Shame on me for thinking that.

Instead, the message was, “She wants you to know she loves you, she LOVES you, she loves you…” and she hugged me.

I honestly don’t know what the rest of the message was, because as soon as I heard that first part, I couldn’t hear anything else. Tears were streaming down my cheeks. I was overwhelmed, again, at the kindness and goodness of people. And I was chatting with the cousin and friend of one of them.

It’s in the most unexpected places and manifests itself in the most unexpected moments, but it’s there. And I’m so grateful that it is. Another person betrayed by my former husband and yet, instead of reacting with hatred and venom, she has chosen another course. Maybe a harder path in some ways (it seems like the natural inclination might be that it’s easier to give in to anger and hatred and retaliate “an eye for an eye” rather than respond with forgiveness) but such goodness is a better way to live, for sure.

She may have lost her money, but she didn’t lose what matters most; what is truly of value. Ponzi scheme or not, poor economy notwithstanding, “Goodness is the only investment that never fails.” (Henry David Thoreau)

There may be “six degrees of separation” (or less!) to any other person on earth. But I believe there is even less than that to get to the heart of the goodness of others. And that inspires me.

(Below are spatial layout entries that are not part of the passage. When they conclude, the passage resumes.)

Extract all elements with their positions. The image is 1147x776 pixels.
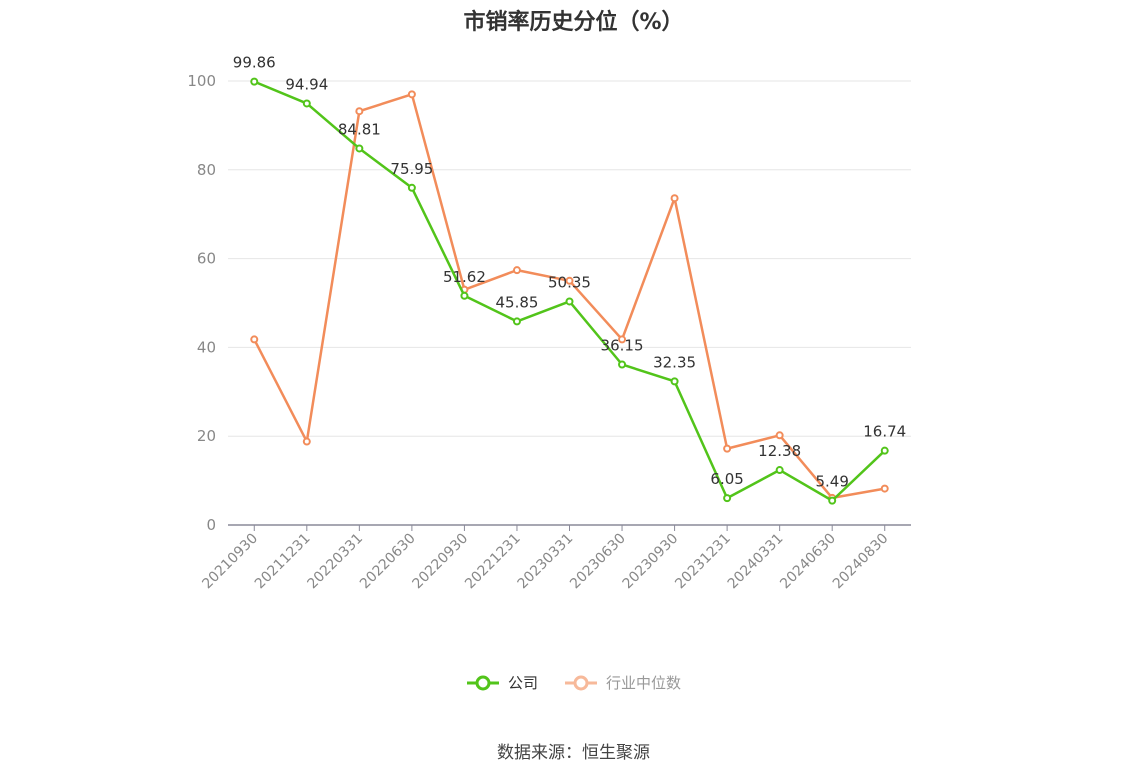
x-tick-label: 20240331 [725,531,787,593]
company-data-label: 50.35 [548,273,591,291]
company-point[interactable] [355,144,364,153]
company-point[interactable] [565,297,574,306]
axes: 0204060801002021093020211231202203312022… [187,72,911,592]
legend-company-icon [466,675,499,690]
company-data-label: 45.85 [495,293,538,311]
company-data-label: 12.38 [758,442,801,460]
industry-point[interactable] [512,266,521,275]
chart-title: 市销率历史分位（%） [463,10,684,35]
company-data-label: 5.49 [815,473,848,491]
company-data-label: 32.35 [653,353,696,371]
y-tick-label: 20 [197,427,216,445]
industry-point[interactable] [670,194,679,203]
legend-industry-label: 行业中位数 [606,674,682,692]
industry-point[interactable] [355,107,364,116]
x-tick-label: 20220331 [304,531,366,593]
x-tick-label: 20220930 [410,531,472,593]
y-tick-label: 0 [206,516,216,534]
company-point[interactable] [250,77,259,86]
x-tick-label: 20231231 [672,531,734,593]
company-data-label: 75.95 [390,160,433,178]
legend-industry-icon [565,675,597,690]
company-data-label: 94.94 [285,75,328,93]
industry-point[interactable] [250,335,259,344]
company-point[interactable] [828,496,837,505]
company-data-label: 99.86 [233,54,276,72]
legend-item-industry[interactable]: 行业中位数 [564,672,681,693]
x-tick-label: 20220630 [357,531,419,593]
industry-point[interactable] [723,444,732,453]
company-point[interactable] [512,317,521,326]
x-tick-label: 20230331 [515,531,577,593]
grid-lines [228,80,911,437]
company-point[interactable] [618,360,627,369]
y-tick-label: 40 [197,338,216,356]
industry-point[interactable] [302,437,311,446]
company-point[interactable] [880,446,889,455]
series [250,77,889,505]
y-tick-label: 60 [197,250,216,268]
legend-item-company[interactable]: 公司 [466,672,538,693]
x-tick-label: 20240830 [830,531,892,593]
industry-point[interactable] [565,276,574,285]
x-tick-label: 20230630 [567,531,629,593]
y-tick-label: 100 [187,72,216,90]
legend: 公司 行业中位数 [0,672,1147,693]
x-tick-label: 20240630 [777,531,839,593]
x-tick-label: 20210930 [199,531,261,593]
data-labels: 99.86 94.94 84.81 75.95 51.62 45.85 50.35 36.15… [233,54,906,491]
company-data-label: 36.15 [601,336,644,354]
industry-point[interactable] [407,90,416,99]
legend-company-label: 公司 [507,674,538,692]
company-point[interactable] [723,494,732,503]
x-tick-label: 20211231 [252,531,314,593]
y-tick-label: 80 [197,161,216,179]
source-note: 数据来源：恒生聚源 [497,743,650,763]
industry-point[interactable] [775,431,784,440]
company-point[interactable] [460,291,469,300]
company-point[interactable] [775,466,784,475]
company-point[interactable] [407,183,416,192]
x-tick-label: 20221231 [462,531,524,593]
company-data-label: 6.05 [710,470,743,488]
company-point[interactable] [302,99,311,108]
company-point[interactable] [670,377,679,386]
company-data-label: 16.74 [863,423,906,441]
x-tick-label: 20230930 [620,531,682,593]
company-data-label: 84.81 [338,120,381,138]
company-data-label: 51.62 [443,268,486,286]
industry-line [253,93,885,500]
industry-point[interactable] [880,484,889,493]
industry-point[interactable] [618,335,627,344]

“It is not what they profess but what they practice that makes them good.” (Greek Proverb)

So there I sat, tears streaming down my cheeks at a company party at a park in the summertime in Utah. Struck, not for the first time, by the impact our choices have on others. Touched by the effect one woman’s choice had on me. And awed by the strength, courage and example of one who practices what she has professed to be.

It made a difference in my life. At my company picnic. I never expected that.